Our primary dataset is built directly from the official Centers for Medicare & Medicaid Services (CMS) CY 2026 Ambulance Fee Schedule (AFS). This federally maintained database details the exact maximum allowable amounts the government will reimburse participating providers for ground and air ambulance transports across the United States.
The Power of the CMS Baseline
Private ambulance companies and municipal fire departments legally have the freedom to set their own "Sticker Prices," which are often astronomically inflated to serve as starting points for negotiations with private insurance companies. Because these sticker prices vary wildly from county to county and provider to provider, there is no reliable national average for retail transport bills.
However, the CMS fee schedule offers a concrete, federally-audited baseline. It represents what the government has objectively calculated that a transport should cost in any given locality to fairly compensate providers for their equipment, fuel, and highly-trained medical staff, while protecting patients from surprise billing.

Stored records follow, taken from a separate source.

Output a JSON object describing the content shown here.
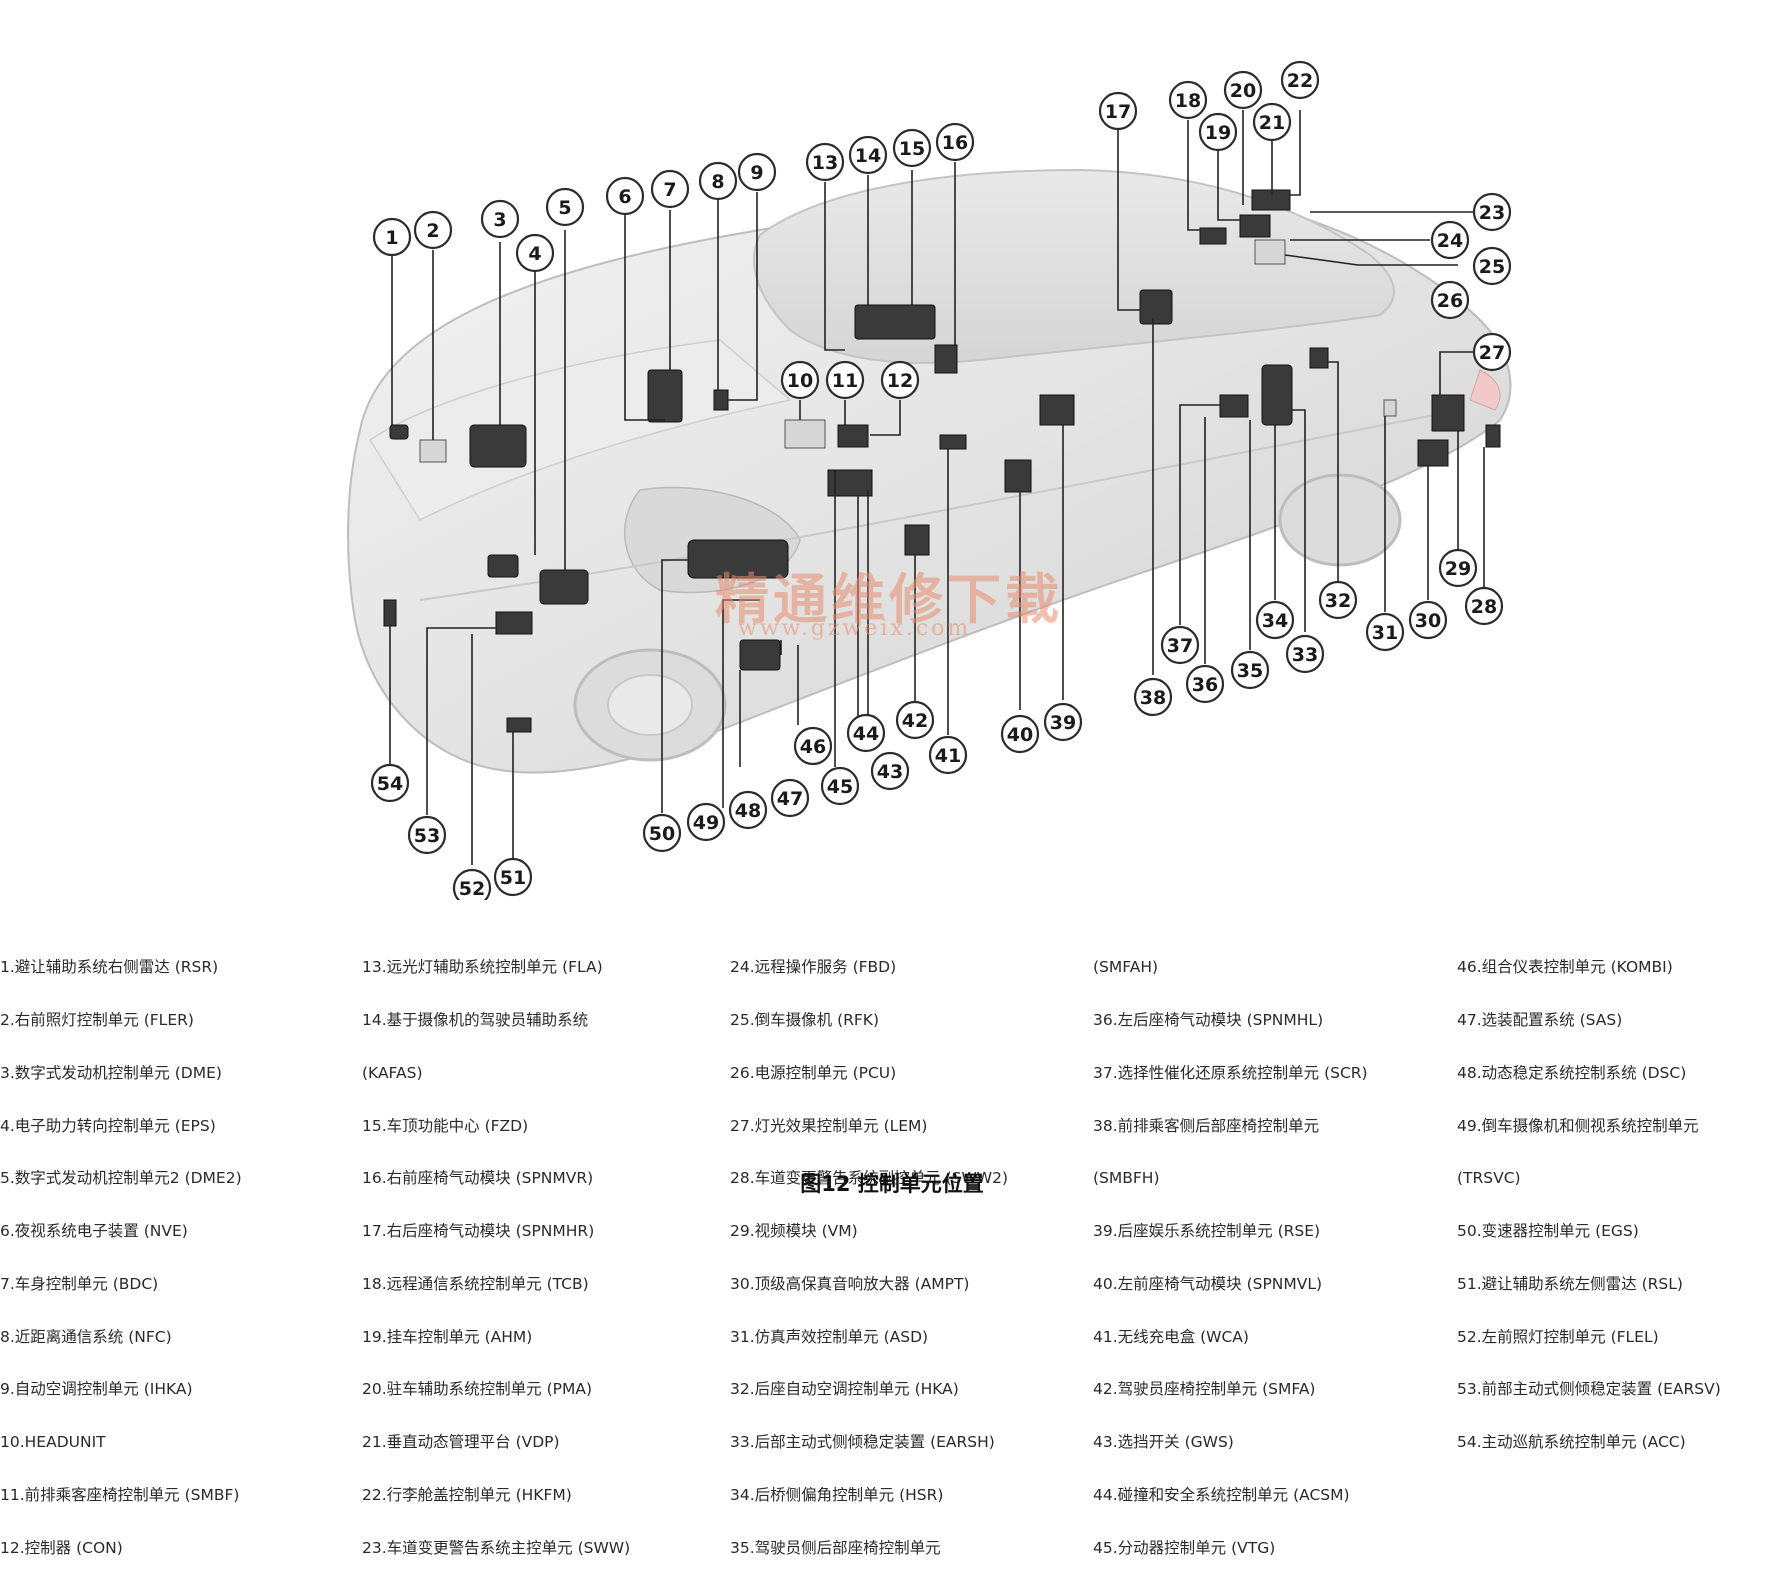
{
  "caption": "图12 控制单元位置",
  "watermark": {
    "title": "精通维修下载",
    "url": "www.gzweix.com"
  },
  "legend": {
    "columns": [
      [
        "1.避让辅助系统右侧雷达 (RSR)",
        "2.右前照灯控制单元 (FLER)",
        "3.数字式发动机控制单元 (DME)",
        "4.电子助力转向控制单元 (EPS)",
        "5.数字式发动机控制单元2 (DME2)",
        "6.夜视系统电子装置 (NVE)",
        "7.车身控制单元 (BDC)",
        "8.近距离通信系统 (NFC)",
        "9.自动空调控制单元 (IHKA)",
        "10.HEADUNIT",
        "11.前排乘客座椅控制单元 (SMBF)",
        "12.控制器 (CON)"
      ],
      [
        "13.远光灯辅助系统控制单元 (FLA)",
        "14.基于摄像机的驾驶员辅助系统",
        "(KAFAS)",
        "15.车顶功能中心 (FZD)",
        "16.右前座椅气动模块 (SPNMVR)",
        "17.右后座椅气动模块 (SPNMHR)",
        "18.远程通信系统控制单元 (TCB)",
        "19.挂车控制单元 (AHM)",
        "20.驻车辅助系统控制单元 (PMA)",
        "21.垂直动态管理平台 (VDP)",
        "22.行李舱盖控制单元 (HKFM)",
        "23.车道变更警告系统主控单元 (SWW)"
      ],
      [
        "24.远程操作服务 (FBD)",
        "25.倒车摄像机 (RFK)",
        "26.电源控制单元 (PCU)",
        "27.灯光效果控制单元 (LEM)",
        "28.车道变更警告系统副控单元 (SWW2)",
        "29.视频模块 (VM)",
        "30.顶级高保真音响放大器 (AMPT)",
        "31.仿真声效控制单元 (ASD)",
        "32.后座自动空调控制单元 (HKA)",
        "33.后部主动式侧倾稳定装置 (EARSH)",
        "34.后桥侧偏角控制单元 (HSR)",
        "35.驾驶员侧后部座椅控制单元"
      ],
      [
        "(SMFAH)",
        "36.左后座椅气动模块 (SPNMHL)",
        "37.选择性催化还原系统控制单元 (SCR)",
        "38.前排乘客侧后部座椅控制单元",
        "(SMBFH)",
        "39.后座娱乐系统控制单元 (RSE)",
        "40.左前座椅气动模块 (SPNMVL)",
        "41.无线充电盒 (WCA)",
        "42.驾驶员座椅控制单元 (SMFA)",
        "43.选挡开关 (GWS)",
        "44.碰撞和安全系统控制单元 (ACSM)",
        "45.分动器控制单元 (VTG)"
      ],
      [
        "46.组合仪表控制单元 (KOMBI)",
        "47.选装配置系统 (SAS)",
        "48.动态稳定系统控制系统 (DSC)",
        "49.倒车摄像机和侧视系统控制单元",
        "(TRSVC)",
        "50.变速器控制单元 (EGS)",
        "51.避让辅助系统左侧雷达 (RSL)",
        "52.左前照灯控制单元 (FLEL)",
        "53.前部主动式侧倾稳定装置 (EARSV)",
        "54.主动巡航系统控制单元 (ACC)"
      ]
    ]
  },
  "callouts": [
    "1",
    "2",
    "3",
    "4",
    "5",
    "6",
    "7",
    "8",
    "9",
    "10",
    "11",
    "12",
    "13",
    "14",
    "15",
    "16",
    "17",
    "18",
    "19",
    "20",
    "21",
    "22",
    "23",
    "24",
    "25",
    "26",
    "27",
    "28",
    "29",
    "30",
    "31",
    "32",
    "33",
    "34",
    "35",
    "36",
    "37",
    "38",
    "39",
    "40",
    "41",
    "42",
    "43",
    "44",
    "45",
    "46",
    "47",
    "48",
    "49",
    "50",
    "51",
    "52",
    "53",
    "54"
  ]
}
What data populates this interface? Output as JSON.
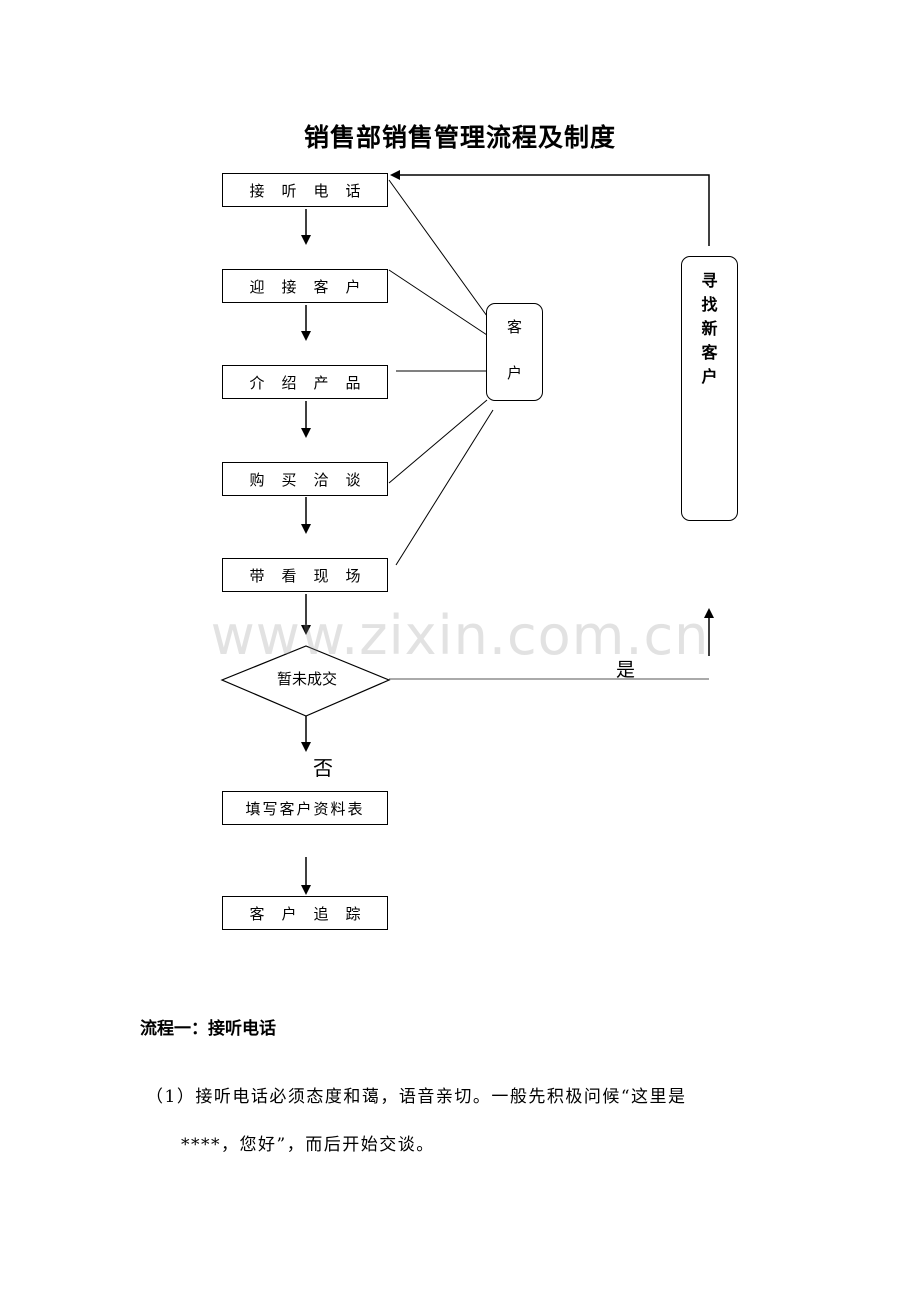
{
  "title": "销售部销售管理流程及制度",
  "flowchart": {
    "steps": [
      "接听电话",
      "迎接客户",
      "介绍产品",
      "购买洽谈",
      "带看现场"
    ],
    "decision": "暂未成交",
    "after_steps": [
      "填写客户资料表",
      "客户追踪"
    ],
    "customer_box": [
      "客",
      "户"
    ],
    "new_customer_box": [
      "寻",
      "找",
      "新",
      "客",
      "户"
    ],
    "yes_label": "是",
    "no_label": "否"
  },
  "watermark": "www.zixin.com.cn",
  "section": {
    "heading": "流程一：接听电话",
    "para_line1": "（1）接听电话必须态度和蔼，语音亲切。一般先积极问候“这里是",
    "para_line2": "****，您好”，而后开始交谈。"
  }
}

How CMS Factors in Location
A transport in downtown Manhattan costs differently to run than a transport in rural Montana. To account for this, the CMS dataset applies specific locality modifiers to its national base rates:
- Urban Zones: Base rates are adjusted using the specific Geographic Practice Cost Index (GPCI) for that metropolitan area, factoring in elements like local rent and wage standards.
- Rural Zones: Providers operating in rural areas receive a bonus modifier. This helps subsidize emergency networks that experience lower call volumes but must maintain 24/7 readiness over vast service areas.
- Super-Rural Zones: The CMS identifies areas in the lowest 25th percentile of population density as 'Super-Rural'. Transports originating in these remote areas receive an additional 22.6% bonus multiplier to prevent the total collapse of local emergency infrastructure.